Zardini applies the method to established flash broadcasting algorithms, saying, “here we can literally derive from a napkin.” He then adds, “OK, maybe it’s a big napkin.” However, to drive the point about how simple their new approach can simplify addressing these complex algorithms, they praised the formal research paper “The Flash Tinning of Napkins.”
This method “in contrast to the general method, it can derive optimization very quickly,” Abbott said. They first applied this approach to existing flash broadcasting algorithms and tested its effectiveness, but “now we want to use this language to automate the detection of improvements,” says Lids’ principal investigator, as well as Rudge and Nancy Allen, assistant professor at Civil and Environmental Engineering, working with the Society’s association.
The plan is ultimately to develop software to the point where “students upload code and use new algorithms to automatically detect what can be improved and what can be optimized, and return an optimized version for the user.”
In addition to automating algorithm optimization, Zardini points out that a strong analysis of how deep learning algorithms relate to hardware resource usage allows for systematic co-design of hardware and software. This series of work is integrated with Zardini’s focus on co-designing of categories. Category co-design uses tools from category theory to simultaneously optimize the various components of the engineering system.
Abbott said, “I don’t think this whole area of optimized deep learning models has been highly critically condemned. That’s why these diagrams are so exciting. They open the door to a systematic approach to this issue.”
“I was very impressed with the quality of this research. …The new approach to schematizing the deep learning algorithms used in this paper can be a very important step.” “This paper is the first time I have seen such a notation used to deeply analyze the performance of deep learning algorithms on real-world hardware. …The next step is to see if we can achieve real performance improvements.”

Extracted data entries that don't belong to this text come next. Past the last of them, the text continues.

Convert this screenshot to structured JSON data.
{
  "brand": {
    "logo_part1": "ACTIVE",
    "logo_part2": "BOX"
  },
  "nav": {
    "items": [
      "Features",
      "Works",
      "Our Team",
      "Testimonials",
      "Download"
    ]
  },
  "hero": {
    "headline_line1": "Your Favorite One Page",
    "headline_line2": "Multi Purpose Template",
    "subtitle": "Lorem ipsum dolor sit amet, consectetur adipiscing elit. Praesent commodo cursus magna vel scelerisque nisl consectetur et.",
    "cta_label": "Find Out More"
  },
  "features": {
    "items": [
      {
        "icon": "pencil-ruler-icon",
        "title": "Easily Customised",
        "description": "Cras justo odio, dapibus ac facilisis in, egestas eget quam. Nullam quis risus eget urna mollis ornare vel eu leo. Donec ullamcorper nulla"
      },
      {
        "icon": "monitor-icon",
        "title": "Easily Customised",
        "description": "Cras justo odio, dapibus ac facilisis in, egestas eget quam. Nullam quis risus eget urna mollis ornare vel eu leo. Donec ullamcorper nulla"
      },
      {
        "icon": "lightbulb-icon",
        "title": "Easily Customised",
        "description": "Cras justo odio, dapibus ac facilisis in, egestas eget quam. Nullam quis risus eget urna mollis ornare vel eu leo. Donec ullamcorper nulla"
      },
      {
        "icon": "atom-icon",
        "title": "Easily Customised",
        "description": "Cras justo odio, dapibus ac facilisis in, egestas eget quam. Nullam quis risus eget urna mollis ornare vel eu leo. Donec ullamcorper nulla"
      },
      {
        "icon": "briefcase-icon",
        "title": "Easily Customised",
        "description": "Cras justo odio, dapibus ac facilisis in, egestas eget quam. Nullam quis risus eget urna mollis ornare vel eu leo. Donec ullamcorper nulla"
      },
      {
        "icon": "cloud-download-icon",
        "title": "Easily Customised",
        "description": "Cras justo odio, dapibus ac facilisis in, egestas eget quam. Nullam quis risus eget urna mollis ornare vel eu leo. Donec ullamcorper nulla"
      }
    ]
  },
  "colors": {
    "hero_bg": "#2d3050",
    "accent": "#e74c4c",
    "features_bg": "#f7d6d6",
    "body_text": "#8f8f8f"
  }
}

“This is a beautifully executed theoretical study, a trait rarely found in this type of paper, Petar Velickovic, lecturer at the University of Cambridge, said: “These researchers are clearly great communicators and can’t wait to see what they come up with next!”
The new diagram-based language posted online has already attracted a lot of attention and interest from software developers. A reviewer of Abbott’s previous paper, who presented the diagram, said, “The proposed neural diagram looks great from an artistic perspective (as far as I can judge this). “It’s technical research, but it’s flashy!” Zardini says.